The investment gap in emerging markets is larger and more pressing given the inequalities of access to reliable power supplies, especially in rural parts of Africa. Even so, several African countries have scored successes in bolstering their transmission pathways.
Zambia’s Rural Electrification Authority commissioned the $465,000 Kalungu-Sansamwenje grid extension project in Isoka last month to provide more reliable power supplies to rural areas. More recently, last week the World Bank approved an additional $335m to support grid extension and densification in Tanzania as part of the Tanzania Rural Electrification Expansion Programme.
The World Bank is also committing $100m to Uganda’s Grid Expansion and Reinforcement Project, which will feed reliable supplies of hydropower from the Karuma, Agago and Nyagak dams to the country’s northern and west Nile regions.
Outside of Africa, the IEA has identified strategies to finance the clean energy transition in emerging and developing countries through grid expansion. These strategies show not only the size of the challenge, but also the breadth of opportunities and the varying levels of financing required.
Specific to transmission, the agency highlighted cases studies related to the development of new business models aimed at bolstering private investment in Brazil and India, third-party distribution investment in countries throughout Latin America, the issuance of tenders for bulk procurement of smart grids in India and the provision of early-stage capital for smart-grid development in the Philippines.
Raw materials and future technologies
While the case for investing in clean energy-enabling transmission lines and smart grids is clear, the materials and technologies underlying such infrastructure also require consideration.
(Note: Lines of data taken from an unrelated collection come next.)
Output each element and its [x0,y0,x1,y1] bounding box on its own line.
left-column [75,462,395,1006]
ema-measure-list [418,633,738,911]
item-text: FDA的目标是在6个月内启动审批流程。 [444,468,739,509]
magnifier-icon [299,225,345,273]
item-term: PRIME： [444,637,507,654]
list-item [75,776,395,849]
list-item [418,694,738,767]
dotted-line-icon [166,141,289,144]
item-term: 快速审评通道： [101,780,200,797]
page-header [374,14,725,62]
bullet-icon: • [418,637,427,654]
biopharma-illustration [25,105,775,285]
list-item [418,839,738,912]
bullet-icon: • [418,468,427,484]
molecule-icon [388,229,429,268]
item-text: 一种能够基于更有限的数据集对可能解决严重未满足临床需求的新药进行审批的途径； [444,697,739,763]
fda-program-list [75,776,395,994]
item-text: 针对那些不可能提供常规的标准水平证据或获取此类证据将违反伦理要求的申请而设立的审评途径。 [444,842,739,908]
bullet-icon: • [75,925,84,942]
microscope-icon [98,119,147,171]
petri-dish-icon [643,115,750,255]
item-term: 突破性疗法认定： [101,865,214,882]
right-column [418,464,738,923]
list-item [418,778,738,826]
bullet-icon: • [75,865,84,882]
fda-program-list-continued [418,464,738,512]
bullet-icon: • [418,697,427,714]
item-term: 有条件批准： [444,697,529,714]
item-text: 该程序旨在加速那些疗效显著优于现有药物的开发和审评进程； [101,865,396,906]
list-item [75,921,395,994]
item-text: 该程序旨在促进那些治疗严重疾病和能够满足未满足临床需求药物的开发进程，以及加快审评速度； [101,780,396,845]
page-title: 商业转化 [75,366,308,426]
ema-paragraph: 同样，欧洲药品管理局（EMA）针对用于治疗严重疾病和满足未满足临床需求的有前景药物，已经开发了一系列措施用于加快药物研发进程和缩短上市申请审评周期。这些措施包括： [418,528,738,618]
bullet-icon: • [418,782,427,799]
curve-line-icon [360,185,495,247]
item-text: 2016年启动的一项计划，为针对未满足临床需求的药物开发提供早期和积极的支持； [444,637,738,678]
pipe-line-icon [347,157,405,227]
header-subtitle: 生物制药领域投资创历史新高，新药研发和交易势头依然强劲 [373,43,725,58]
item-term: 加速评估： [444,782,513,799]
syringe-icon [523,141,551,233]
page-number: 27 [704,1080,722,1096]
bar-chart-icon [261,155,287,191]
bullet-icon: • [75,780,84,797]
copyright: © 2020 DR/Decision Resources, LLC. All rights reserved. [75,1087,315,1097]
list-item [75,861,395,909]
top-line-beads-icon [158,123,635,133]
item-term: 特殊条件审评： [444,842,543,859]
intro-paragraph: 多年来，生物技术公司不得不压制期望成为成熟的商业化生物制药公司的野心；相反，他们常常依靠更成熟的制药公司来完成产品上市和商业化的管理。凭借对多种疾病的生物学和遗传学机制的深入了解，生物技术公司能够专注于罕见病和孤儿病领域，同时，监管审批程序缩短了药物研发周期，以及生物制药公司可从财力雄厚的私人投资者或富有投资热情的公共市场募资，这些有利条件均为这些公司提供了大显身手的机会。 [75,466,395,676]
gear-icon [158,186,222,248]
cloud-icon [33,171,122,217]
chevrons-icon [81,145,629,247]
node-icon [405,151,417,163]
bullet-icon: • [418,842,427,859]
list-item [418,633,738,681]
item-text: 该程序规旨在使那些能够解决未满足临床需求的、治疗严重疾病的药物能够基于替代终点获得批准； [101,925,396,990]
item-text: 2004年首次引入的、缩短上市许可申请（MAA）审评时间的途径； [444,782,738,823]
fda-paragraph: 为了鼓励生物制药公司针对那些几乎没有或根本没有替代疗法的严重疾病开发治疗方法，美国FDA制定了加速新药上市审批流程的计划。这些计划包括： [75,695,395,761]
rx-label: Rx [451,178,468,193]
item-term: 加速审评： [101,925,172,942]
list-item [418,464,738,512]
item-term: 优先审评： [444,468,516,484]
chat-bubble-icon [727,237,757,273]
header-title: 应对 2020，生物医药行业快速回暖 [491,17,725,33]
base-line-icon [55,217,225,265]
Smart grids rely on advanced communications, smart meters and control technologies to manage the variable power generated from renewables from the generation point to the end user, shifting electricity in accordance with supply and demand.
The IEA forecasts that smart grid or digital technologies are expected to account for 40% of global grid investment by 2030 to meet the objectives of its Net Zero Emissions by 2050 Scenario.
Last month Australian transmission system operator Transgrid announced that it was implementing smart grid technology for an interconnector project that would enable renewable energy to flow between Victoria, New South Wales and the Australian Capital Territory.
Last week US start-up Sense demonstrated its artificial intelligence (AI) smart meter technology at the ENLIT Asia conference, signalling its intention to bring the technology to the Asia-Pacific region. The company plans to roll out this technology in Australia over the next 12 months.
This builds on efforts to use AI to facilitate sustainability throughout the economy. Indeed, MENA nations are investing rapidly in AI to build more sustainable economies and realise energy-efficiency gains, as OBG recently noted.
While copper is more effective at conducting electricity, most transmission lines are built with aluminium because it is lighter and more affordable. China was the world’s largest aluminium producer in 2020, exporting $24.6bn in raw and refined products, with Germany ($14.8bn), the US ($9.4bn) and Canada ($8.3bn) rounding out the top-four exporters.
In September the UAE – the fifth-largest producer of the metal and its eighth-largest exporter, with $5.3bn of aluminium exports in 2020 – inked a $3.6m trade agreement with Indonesia that includes aluminium imports.
India is the second-largest aluminium producer, which makes it a logical market for building more transmission lines considering the country’s growing energy demand. The Indian government announced last month that it is fast-tracking the construction of more than 13 GW of new cross-border lines to import hydropower from Nepal over the next five years.